Was This Heaven?
“Tall corn and tall tales; deep snow and strong winds; big hogs, big dreams, and big talk; small towns, farmsteads, cities on the make—Was This Heaven? bears all the earmarks of the classic Hawkeye State. But it reaches far beyond the borders of Iowa as well. The postcards and Lyell Henry's excellent commentary make for a trip to a neverland of memory all Americans can yearn for. Hawkeyes, or not, Wish we all could be there!”—Wayne Franklin, Davis Distinguished Professor of American Literature, Northeastern University
“There are pictures of the ear of corn big enough to cover a wagon bed and for perhaps eight people to sit on, of the wasteful hunter with his kill piled around his feet, of automobile accidents, of fire-gutted buildings, or smiling young ladies and men—of, in fact, all aspects of Iowa—that is American rural life. All are informative and amusing. Other editors might have chosen different postcards, but Henry has made a selection which represents his keen sense of humor and the absurd in life.

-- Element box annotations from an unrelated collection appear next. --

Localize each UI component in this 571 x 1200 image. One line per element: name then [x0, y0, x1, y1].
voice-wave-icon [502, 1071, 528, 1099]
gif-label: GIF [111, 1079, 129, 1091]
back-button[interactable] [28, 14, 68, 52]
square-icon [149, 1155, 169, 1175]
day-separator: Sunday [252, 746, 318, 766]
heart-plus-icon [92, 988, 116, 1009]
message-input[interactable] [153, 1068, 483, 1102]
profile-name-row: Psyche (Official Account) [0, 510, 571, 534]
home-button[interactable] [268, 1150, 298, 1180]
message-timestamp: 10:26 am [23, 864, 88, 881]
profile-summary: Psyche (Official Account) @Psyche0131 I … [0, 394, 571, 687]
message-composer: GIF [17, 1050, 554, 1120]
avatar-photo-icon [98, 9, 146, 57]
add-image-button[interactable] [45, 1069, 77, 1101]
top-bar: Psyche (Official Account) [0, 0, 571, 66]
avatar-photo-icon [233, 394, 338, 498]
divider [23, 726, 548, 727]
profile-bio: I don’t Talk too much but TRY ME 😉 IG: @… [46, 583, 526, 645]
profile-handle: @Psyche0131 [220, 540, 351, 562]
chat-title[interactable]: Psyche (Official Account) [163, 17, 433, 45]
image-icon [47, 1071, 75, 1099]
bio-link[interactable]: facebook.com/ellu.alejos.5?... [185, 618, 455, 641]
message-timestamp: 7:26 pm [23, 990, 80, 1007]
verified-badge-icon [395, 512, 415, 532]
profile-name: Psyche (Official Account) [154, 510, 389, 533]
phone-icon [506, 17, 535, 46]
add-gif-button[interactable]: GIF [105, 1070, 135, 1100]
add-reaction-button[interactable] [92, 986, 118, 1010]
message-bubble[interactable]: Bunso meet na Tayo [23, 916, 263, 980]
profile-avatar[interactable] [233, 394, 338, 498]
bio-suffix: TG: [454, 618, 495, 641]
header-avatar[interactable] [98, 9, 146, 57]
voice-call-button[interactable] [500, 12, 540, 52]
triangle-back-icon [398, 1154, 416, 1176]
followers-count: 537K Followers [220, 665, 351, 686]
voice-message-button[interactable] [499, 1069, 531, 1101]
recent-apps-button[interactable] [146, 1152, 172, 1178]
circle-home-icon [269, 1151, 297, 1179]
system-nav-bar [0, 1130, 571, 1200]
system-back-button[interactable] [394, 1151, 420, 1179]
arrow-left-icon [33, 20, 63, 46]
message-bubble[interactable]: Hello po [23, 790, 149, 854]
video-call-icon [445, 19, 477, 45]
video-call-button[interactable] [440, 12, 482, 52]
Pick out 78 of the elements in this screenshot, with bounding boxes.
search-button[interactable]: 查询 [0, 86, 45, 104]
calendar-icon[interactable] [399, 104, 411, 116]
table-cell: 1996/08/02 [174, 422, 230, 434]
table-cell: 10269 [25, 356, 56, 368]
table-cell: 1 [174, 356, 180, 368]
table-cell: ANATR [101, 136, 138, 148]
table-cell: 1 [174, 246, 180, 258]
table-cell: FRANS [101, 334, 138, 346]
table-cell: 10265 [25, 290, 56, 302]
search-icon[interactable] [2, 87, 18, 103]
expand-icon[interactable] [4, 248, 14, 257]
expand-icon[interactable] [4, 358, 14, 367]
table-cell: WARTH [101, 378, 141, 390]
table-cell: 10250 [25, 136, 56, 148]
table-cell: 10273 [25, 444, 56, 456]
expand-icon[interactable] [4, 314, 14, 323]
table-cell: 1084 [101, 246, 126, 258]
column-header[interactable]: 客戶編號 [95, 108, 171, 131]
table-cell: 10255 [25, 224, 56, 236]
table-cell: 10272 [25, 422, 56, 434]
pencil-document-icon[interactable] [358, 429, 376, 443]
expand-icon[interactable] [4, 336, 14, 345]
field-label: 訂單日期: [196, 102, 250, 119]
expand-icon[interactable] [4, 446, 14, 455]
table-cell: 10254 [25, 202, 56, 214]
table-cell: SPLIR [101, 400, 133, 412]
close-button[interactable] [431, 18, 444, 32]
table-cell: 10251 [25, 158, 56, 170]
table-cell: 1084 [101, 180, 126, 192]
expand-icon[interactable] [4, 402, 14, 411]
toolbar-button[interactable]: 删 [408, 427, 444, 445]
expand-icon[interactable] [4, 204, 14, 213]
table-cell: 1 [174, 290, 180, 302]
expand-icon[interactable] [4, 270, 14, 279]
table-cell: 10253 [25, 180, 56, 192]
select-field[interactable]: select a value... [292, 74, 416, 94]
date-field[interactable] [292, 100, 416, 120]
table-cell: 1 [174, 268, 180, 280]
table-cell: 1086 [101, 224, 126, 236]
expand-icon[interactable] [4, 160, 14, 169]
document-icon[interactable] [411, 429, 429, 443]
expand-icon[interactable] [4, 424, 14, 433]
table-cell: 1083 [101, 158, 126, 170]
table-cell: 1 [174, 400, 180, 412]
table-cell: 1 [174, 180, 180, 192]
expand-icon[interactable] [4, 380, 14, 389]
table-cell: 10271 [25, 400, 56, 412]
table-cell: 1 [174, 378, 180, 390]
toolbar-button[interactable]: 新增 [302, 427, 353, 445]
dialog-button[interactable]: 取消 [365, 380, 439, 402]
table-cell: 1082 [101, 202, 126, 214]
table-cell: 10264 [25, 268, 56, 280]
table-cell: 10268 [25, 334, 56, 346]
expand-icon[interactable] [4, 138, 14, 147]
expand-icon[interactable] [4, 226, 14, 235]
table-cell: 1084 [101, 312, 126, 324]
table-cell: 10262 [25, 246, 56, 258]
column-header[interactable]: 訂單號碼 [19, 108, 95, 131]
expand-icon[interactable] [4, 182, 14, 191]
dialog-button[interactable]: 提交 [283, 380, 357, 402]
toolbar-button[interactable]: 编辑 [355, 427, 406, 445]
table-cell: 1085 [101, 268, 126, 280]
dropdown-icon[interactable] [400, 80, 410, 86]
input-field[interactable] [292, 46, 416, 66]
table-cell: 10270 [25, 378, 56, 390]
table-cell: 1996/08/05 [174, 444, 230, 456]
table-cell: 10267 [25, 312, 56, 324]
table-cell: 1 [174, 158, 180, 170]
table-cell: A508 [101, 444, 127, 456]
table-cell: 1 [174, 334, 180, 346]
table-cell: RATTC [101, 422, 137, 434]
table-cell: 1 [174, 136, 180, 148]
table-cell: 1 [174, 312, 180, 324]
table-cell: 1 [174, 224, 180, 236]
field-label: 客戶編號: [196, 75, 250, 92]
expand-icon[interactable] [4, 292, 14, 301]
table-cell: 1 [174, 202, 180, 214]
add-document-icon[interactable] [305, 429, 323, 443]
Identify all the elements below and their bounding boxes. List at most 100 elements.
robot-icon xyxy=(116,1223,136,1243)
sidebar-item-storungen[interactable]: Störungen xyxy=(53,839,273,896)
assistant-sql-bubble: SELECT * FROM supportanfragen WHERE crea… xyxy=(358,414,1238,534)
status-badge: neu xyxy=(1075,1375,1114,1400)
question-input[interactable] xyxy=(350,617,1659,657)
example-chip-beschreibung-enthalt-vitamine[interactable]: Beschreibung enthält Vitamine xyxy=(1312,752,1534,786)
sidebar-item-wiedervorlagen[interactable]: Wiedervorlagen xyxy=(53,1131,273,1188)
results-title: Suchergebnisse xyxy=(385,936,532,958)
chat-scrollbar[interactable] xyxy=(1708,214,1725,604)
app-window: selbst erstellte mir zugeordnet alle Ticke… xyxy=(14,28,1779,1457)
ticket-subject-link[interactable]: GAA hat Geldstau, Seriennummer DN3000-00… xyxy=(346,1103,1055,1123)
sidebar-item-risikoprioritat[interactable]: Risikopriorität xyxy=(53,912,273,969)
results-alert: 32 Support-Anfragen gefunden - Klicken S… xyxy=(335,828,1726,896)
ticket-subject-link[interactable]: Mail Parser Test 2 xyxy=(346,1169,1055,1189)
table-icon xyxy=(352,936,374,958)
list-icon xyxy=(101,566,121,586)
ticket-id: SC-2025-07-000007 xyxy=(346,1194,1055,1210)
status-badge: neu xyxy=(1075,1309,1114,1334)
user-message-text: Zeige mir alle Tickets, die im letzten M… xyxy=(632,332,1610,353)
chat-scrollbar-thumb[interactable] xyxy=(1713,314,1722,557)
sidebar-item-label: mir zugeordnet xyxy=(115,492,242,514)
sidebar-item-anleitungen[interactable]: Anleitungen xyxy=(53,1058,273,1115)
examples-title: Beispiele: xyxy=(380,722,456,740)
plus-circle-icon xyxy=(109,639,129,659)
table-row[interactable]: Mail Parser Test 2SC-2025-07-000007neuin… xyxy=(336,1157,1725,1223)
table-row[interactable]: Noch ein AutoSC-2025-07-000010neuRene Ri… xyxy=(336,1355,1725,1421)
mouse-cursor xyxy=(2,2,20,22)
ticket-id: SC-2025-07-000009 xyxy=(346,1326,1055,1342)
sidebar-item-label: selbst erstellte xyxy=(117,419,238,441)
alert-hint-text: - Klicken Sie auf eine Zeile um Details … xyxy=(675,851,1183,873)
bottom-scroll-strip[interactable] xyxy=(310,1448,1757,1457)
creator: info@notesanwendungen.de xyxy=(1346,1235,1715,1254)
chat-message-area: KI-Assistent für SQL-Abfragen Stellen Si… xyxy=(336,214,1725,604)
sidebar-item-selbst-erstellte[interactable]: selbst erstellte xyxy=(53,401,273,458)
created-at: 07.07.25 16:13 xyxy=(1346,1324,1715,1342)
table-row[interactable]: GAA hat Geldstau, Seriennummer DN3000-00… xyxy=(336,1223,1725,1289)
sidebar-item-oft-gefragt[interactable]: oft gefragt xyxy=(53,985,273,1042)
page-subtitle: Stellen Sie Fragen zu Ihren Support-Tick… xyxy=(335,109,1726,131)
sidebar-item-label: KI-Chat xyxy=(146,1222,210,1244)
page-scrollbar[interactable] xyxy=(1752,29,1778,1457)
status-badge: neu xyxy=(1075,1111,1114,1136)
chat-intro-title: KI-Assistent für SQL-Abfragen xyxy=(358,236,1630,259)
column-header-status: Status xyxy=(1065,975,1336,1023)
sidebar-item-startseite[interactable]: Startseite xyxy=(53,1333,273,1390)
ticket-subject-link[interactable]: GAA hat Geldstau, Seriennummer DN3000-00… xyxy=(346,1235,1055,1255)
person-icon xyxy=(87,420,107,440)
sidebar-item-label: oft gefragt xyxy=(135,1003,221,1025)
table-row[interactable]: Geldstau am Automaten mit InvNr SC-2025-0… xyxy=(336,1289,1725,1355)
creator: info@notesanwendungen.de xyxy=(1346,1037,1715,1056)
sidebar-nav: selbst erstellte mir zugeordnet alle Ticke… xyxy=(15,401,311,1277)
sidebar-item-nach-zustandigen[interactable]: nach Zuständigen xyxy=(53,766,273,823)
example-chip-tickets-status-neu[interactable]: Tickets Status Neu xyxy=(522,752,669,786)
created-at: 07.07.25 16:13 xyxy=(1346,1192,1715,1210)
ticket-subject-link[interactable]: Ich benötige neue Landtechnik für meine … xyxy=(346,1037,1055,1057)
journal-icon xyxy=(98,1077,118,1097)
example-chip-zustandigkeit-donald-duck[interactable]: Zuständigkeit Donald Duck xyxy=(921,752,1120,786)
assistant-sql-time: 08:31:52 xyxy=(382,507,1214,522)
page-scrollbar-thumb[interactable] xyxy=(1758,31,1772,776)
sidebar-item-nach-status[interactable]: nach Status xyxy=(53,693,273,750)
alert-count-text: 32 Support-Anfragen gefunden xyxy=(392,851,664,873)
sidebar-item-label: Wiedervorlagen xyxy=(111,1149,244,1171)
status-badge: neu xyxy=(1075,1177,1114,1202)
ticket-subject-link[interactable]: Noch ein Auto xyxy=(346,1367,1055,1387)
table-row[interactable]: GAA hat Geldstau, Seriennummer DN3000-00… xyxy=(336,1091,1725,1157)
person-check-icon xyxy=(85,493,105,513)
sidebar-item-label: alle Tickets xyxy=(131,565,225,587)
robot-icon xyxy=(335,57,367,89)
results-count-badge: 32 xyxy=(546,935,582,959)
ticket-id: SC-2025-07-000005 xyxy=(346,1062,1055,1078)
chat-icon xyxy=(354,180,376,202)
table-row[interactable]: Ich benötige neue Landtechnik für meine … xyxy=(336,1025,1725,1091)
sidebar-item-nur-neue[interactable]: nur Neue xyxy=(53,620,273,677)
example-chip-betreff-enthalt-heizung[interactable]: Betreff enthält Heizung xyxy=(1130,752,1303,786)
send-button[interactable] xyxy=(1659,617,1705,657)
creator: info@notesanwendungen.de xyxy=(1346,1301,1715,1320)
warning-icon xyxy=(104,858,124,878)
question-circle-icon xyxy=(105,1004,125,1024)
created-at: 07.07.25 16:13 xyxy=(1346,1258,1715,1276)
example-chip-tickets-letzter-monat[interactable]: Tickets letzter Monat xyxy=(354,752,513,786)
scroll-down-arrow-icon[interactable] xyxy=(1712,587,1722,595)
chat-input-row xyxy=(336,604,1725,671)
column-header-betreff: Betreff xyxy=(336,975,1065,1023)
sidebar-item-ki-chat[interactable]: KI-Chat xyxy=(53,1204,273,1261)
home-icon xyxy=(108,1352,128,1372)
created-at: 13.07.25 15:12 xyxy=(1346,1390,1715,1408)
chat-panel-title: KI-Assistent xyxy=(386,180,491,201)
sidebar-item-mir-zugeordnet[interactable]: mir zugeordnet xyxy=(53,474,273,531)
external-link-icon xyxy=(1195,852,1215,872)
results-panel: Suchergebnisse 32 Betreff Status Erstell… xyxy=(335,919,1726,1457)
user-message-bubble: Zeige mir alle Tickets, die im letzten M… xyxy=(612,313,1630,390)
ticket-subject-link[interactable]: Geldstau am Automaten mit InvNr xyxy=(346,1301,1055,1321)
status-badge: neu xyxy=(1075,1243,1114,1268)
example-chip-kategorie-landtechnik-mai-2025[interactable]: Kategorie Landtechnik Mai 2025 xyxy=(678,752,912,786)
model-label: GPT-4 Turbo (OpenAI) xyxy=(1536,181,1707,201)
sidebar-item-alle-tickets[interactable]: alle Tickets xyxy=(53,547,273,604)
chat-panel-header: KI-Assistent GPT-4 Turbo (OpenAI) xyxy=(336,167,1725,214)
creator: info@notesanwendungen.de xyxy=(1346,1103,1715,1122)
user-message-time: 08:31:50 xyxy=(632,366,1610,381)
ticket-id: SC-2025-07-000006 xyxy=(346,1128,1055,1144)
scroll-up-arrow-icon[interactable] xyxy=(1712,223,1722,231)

For this selection we are grateful.”—Journal of Popular Culture
“A reevaluation of daily life as it was lived along Main Street is long overdue, a study firmly grounded in fresh material and pictorial evidence. Was This Heaven? provides terrific raw material for that project in the form of Christmas trees and too-big pigs, sewer pipe and parades, new cars, new babies—and hats, of course.”—Annals of Iowa
In the early decades of the twentieth century, Iowans all across the Hawkeye State succumbed to the nationwide craze for exchanging photographic postcards, mailing each other thousands of images—serious and whimsical—of Uncle Bob and Baby Dora, the Sunday school outing, train wrecks, the Fourth of July celebration, the merchants' carnival, the record-setting blizzard following the bin-busting harvest, the new courthouse, Ackley's Sauer-Kraut Band. Now, thanks to the generosity of David A. Wilson, whose ample collection of photographic cards would be the envy of those early Iowans, Lyell Henry has organized more than two hundred postcards into eight reflective chapters that create a beguiling collective portrait of Iowa life and culture from 1905 to 1919.